“Don’t think of us as tourists — we’re not tourists any more than the songbirds.”
This week our reporters stopped in at Bragg Maple Farm in East Montpelier to speak with Don Sherry, owner and chief tour facilitator for Unlimited Partners in Peeping. While his tour members made their way from their vintage coach bus into the gift shop, Don chatted with us in the crisp air and golden light of the Bragg’s parking lot.
Don Sherry, after a day peeping last spring in the Piedmont region of the Carolinas.
Don clearly savors the opportunity to share his passion for peeping, but also wants to correct a common misconception: while leaf peeping may look like a seasonal vacation to Vermonters, for Don and many others “peeping is a way of life.” According to Don, more than half of all peepers have subscribed to lifetime peeping packages and call the bus home. For Don, this year marks his 65th tour; he was “raised on the bus,” brought peeping from an early age by his father, Ron Sherry, UPIP’s founder.
While UPIP is one of the oldest continuous peeping tours in the country, it is hardly alone: the Vermont Chamber of Commerce has registered visits from more than two dozen year-round peeping outfits this year, including the industry leader, Peeping Tom’s, with more than three-hundred state-of-the-art buses in operation, and the discount provider, Pied Peeper, owned by Spirit Airlines.
For Don, “peeping loses its soul when you bring it to such scale and luxury.” He points at his own tour’s motto, painted on the back of the bus: “Putting the People in Peeping.”
Sherry is proud of his tour’s old-fashioned approach. “Most of our group has been peeping together on the same bus more than twenty, twenty-five years, with no TV, no internet — just pure peeping. I don’t think a lot of peepers on the newer tours really know how to peep, or what to peep for, to be honest.”
An early broadside promoting UPIP’s first tour. Ron Sherry, Don’s father, is pictured.

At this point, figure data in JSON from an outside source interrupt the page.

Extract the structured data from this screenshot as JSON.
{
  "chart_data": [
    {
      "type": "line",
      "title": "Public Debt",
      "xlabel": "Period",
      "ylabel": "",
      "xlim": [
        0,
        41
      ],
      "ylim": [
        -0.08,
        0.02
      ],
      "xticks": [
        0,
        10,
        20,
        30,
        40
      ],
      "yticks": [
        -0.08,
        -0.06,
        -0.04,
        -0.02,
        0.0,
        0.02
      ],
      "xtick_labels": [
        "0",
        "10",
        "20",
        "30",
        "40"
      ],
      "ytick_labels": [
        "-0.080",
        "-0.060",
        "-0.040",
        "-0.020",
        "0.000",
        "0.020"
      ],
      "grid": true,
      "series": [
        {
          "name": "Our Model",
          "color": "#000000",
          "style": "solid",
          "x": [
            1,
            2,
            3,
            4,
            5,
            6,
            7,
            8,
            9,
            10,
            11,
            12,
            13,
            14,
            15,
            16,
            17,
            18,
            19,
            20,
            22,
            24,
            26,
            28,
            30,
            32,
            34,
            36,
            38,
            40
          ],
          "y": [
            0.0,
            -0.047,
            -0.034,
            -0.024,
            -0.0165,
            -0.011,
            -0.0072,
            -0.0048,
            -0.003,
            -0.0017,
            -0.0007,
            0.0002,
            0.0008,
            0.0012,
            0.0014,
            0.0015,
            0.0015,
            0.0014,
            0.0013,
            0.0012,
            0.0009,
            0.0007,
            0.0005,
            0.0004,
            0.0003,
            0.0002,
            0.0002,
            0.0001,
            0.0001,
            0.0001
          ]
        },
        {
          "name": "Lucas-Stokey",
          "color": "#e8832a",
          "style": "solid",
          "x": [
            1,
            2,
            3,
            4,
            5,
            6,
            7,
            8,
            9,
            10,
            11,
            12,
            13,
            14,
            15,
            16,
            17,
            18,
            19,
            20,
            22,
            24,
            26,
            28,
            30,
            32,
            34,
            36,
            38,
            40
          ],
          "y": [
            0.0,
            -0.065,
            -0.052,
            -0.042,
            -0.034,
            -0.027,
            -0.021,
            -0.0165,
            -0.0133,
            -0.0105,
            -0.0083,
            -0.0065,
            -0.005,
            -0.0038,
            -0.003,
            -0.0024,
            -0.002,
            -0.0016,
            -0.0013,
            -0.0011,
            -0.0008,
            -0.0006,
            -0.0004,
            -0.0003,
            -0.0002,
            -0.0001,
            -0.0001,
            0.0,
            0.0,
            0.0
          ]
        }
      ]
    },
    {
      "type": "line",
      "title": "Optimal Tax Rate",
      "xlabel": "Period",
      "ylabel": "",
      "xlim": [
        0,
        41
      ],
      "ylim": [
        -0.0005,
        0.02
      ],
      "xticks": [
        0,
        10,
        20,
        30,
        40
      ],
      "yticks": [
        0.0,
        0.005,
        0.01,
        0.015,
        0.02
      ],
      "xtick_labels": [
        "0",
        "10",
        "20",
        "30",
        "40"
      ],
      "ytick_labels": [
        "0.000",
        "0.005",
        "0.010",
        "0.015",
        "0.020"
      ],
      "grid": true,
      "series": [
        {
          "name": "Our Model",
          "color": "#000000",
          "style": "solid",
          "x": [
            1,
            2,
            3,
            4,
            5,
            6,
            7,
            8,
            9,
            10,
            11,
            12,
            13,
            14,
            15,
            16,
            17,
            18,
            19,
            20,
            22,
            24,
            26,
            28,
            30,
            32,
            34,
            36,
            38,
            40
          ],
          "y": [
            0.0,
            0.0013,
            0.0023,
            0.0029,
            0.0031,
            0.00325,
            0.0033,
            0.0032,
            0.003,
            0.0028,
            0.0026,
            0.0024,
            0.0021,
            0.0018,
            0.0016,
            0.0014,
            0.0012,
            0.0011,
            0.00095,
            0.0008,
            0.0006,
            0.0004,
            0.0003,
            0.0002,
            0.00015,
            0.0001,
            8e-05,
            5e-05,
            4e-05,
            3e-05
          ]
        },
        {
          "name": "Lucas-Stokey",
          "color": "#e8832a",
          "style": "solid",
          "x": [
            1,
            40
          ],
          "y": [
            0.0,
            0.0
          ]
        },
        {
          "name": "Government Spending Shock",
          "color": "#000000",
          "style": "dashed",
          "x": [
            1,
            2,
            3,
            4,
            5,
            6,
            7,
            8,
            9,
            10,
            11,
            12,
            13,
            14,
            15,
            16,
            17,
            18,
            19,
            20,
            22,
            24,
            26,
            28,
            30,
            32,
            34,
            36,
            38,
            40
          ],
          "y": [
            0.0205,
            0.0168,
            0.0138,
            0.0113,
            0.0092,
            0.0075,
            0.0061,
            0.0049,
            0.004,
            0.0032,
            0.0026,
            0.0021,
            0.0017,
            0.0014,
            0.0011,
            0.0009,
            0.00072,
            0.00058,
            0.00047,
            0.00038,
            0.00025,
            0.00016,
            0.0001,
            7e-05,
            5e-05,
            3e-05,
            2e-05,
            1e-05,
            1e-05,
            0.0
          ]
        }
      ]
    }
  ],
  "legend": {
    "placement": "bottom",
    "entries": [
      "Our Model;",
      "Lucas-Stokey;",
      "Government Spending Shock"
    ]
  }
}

Tensions have been known to flare when peak foliage pulls large numbers of peepers of all persuasions to one place. The most infamous incident occurred in 2008, at the Ben and Jerry’s factory in Waterbury, but less violent episodes occur more regularly.
A girl working the register at Bragg Farm described an ugly scene last fall, when a scuffle over the last maple magnets overturned several gift racks and ruined dozens of postcards and t-shirts. A potpourri-stuffed moose was also trampled, bursting on the floor. “We can still smell it a year later,” she said.
According to the Bragg’s employee, a tour guide for Peeping Tom’s, whose peepers were said to have instigated the incident, left a check for two-thousand dollars at the counter and led her peepers back to their bus, which peeled out of the parking lot, peppering rival peepers’ buses with dirt and gravel.
This year, though, things at Bragg’s have been peaceful. Sherry’s outfit was one of the last buses to pass through the state, having been delayed on their return from peeping shoreline in Canada due to problems at the border with some of the peepers’ papers.
From Vermont, Sherry’s bus will be moving south and west, peeping the last of the corn harvest and Minnesota windmills as they race to hit “peak prairie” further west. From there, they will move south for Arizona’s mesa season, before peeping their way across the retail sections of Texas and spending the coldest months palm-peeping in Florida.
A mugshot after the 2008 Ben & Jerry’s incident, involving a splinter group connected to the larger Peeping Tom tour.